Selon les informations officielles, Rentahuman.ai est une plateforme qui permet aux agents IA de « recruter » des humains réels pour accomplir des tâches dans le monde réel. Actuellement, la plateforme prend en charge ClawdBot, MoltBot, OpenClaw, Claude et les agents personnalisés, qui peuvent envoyer des tâches aux humains en appelant le service serveur RentAHuman MCP.
Le lancement de ce produit a également suscité des exclamations de la part des observateurs, qualifiant cela de "complètement contraire à la logique". Alors que beaucoup s'inquiètent généralement de l'idée que l'IA "prend les emplois", Rentahuman.ai va à l'encontre de cette tendance, mettant en scène un spectacle où l'IA "embauche des humains".
En réalité, malgré le développement rapide de l'IA, capable d'écrire du code, d'effectuer des analyses de données, de tenir des conversations ou même de spéculer sur les chaînes de blocs, elle reste néanmoins prisonnière du monde numérique.

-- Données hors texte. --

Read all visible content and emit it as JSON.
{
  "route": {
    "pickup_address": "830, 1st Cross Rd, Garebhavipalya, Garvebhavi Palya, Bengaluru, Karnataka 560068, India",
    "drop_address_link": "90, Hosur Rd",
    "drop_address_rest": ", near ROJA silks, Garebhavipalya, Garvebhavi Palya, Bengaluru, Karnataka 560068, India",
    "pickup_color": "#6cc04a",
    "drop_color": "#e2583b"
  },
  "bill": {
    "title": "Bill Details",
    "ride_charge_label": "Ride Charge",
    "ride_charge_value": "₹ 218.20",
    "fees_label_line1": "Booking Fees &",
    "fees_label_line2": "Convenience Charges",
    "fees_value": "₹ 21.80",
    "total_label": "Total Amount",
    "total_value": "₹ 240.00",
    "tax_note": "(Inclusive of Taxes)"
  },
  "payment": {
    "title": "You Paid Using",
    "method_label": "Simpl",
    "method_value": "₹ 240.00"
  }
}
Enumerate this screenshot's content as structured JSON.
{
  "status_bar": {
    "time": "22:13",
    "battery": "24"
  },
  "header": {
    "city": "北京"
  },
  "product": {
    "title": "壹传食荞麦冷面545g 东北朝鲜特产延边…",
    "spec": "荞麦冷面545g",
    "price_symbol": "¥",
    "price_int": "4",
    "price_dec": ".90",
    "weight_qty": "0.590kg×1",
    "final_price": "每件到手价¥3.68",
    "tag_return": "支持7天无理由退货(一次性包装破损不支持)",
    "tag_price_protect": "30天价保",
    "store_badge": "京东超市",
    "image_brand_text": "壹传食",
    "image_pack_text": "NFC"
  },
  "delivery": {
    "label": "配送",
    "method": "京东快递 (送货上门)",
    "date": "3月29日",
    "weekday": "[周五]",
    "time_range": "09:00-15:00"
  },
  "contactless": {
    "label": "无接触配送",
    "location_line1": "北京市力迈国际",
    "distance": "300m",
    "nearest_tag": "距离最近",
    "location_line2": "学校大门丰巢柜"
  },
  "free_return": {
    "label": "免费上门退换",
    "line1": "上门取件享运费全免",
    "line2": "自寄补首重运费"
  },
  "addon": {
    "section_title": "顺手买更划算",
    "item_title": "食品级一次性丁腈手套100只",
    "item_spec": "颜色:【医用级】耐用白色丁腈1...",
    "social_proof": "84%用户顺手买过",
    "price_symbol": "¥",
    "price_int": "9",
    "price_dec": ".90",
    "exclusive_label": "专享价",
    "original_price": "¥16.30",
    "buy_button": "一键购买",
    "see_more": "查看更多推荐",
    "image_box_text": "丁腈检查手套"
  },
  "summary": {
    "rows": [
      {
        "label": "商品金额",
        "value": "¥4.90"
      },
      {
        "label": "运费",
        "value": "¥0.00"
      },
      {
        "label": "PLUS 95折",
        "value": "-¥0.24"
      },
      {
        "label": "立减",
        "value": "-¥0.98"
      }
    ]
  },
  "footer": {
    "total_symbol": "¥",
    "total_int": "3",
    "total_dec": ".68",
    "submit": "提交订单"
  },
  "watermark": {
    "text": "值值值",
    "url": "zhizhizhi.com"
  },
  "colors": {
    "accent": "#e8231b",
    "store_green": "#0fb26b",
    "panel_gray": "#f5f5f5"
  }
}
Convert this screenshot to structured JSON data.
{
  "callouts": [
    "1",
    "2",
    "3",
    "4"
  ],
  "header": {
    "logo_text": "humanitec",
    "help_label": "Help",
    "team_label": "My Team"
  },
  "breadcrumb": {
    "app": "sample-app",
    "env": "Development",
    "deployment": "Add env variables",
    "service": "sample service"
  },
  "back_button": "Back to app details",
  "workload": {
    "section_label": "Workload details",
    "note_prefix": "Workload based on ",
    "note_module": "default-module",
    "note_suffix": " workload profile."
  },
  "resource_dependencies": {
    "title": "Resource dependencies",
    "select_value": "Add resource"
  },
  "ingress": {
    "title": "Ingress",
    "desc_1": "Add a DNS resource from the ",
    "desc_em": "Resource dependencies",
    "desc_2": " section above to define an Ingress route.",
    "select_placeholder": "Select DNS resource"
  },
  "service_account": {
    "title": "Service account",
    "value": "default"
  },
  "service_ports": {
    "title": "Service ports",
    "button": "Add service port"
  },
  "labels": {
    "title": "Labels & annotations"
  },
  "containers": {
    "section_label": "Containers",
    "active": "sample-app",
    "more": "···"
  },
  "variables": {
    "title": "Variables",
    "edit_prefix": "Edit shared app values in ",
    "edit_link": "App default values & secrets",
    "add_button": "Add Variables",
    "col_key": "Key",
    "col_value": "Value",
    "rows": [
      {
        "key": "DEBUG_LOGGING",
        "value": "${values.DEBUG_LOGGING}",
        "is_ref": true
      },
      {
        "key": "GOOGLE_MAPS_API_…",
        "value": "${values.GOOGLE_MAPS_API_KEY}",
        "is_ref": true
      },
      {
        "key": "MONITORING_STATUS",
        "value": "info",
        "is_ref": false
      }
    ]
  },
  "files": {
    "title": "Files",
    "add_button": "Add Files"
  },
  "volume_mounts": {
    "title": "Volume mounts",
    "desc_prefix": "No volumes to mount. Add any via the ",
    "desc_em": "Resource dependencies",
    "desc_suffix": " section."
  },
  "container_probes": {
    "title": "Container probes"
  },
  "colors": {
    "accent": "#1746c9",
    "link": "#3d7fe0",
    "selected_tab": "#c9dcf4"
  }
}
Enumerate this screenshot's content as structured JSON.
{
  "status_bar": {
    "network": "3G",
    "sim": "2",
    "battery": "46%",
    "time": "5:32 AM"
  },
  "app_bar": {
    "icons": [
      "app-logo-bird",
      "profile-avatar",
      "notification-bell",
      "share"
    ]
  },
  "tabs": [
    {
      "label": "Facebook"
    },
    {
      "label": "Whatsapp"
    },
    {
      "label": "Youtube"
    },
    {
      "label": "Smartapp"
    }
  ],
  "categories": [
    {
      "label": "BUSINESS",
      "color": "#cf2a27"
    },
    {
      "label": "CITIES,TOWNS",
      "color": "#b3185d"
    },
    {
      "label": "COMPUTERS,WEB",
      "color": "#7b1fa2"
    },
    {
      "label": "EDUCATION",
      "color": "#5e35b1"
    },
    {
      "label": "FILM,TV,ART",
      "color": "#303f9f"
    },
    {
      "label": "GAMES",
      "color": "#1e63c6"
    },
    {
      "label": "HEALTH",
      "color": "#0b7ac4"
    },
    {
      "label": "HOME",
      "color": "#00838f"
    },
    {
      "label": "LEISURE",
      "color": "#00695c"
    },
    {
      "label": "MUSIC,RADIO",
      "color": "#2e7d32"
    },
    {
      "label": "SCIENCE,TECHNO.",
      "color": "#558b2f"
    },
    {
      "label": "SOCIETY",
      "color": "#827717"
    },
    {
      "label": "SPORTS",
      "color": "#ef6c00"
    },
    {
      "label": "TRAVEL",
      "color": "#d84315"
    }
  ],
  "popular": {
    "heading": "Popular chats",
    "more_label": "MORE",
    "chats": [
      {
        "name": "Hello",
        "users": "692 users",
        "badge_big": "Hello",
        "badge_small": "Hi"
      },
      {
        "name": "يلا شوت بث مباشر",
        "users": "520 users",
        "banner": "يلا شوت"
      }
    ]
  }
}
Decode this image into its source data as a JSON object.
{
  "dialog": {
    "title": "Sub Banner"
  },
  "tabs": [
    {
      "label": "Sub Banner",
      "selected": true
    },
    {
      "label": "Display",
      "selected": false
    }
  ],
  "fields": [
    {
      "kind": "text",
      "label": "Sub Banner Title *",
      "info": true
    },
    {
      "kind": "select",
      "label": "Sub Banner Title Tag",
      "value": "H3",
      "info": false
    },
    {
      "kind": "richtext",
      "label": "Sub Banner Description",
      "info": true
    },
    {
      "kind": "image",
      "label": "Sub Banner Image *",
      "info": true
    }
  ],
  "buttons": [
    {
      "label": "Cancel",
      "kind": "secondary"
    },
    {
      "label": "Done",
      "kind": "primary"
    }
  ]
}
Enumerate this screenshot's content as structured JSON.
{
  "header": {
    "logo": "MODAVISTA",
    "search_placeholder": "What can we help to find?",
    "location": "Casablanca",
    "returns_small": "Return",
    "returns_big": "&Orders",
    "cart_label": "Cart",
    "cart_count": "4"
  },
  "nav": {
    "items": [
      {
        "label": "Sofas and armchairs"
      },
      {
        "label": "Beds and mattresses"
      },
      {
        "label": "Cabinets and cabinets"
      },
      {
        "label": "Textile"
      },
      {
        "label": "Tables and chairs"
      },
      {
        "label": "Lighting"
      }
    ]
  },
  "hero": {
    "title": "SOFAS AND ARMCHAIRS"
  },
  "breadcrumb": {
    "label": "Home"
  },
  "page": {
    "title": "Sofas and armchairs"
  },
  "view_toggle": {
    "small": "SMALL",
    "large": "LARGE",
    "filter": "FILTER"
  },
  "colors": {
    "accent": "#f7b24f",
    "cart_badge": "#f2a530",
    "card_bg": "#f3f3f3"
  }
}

Même si les progrès matériels des robots sont rapides, de nombreux travaux dans la réalité ne peuvent être automatisés à court terme, tels que récupérer un colis, faire des achats en magasin, assister à une réunion, effectuer des inspections physiques, tester des produits, faire des courses, signer des documents ou nourrir des animaux de compagnie.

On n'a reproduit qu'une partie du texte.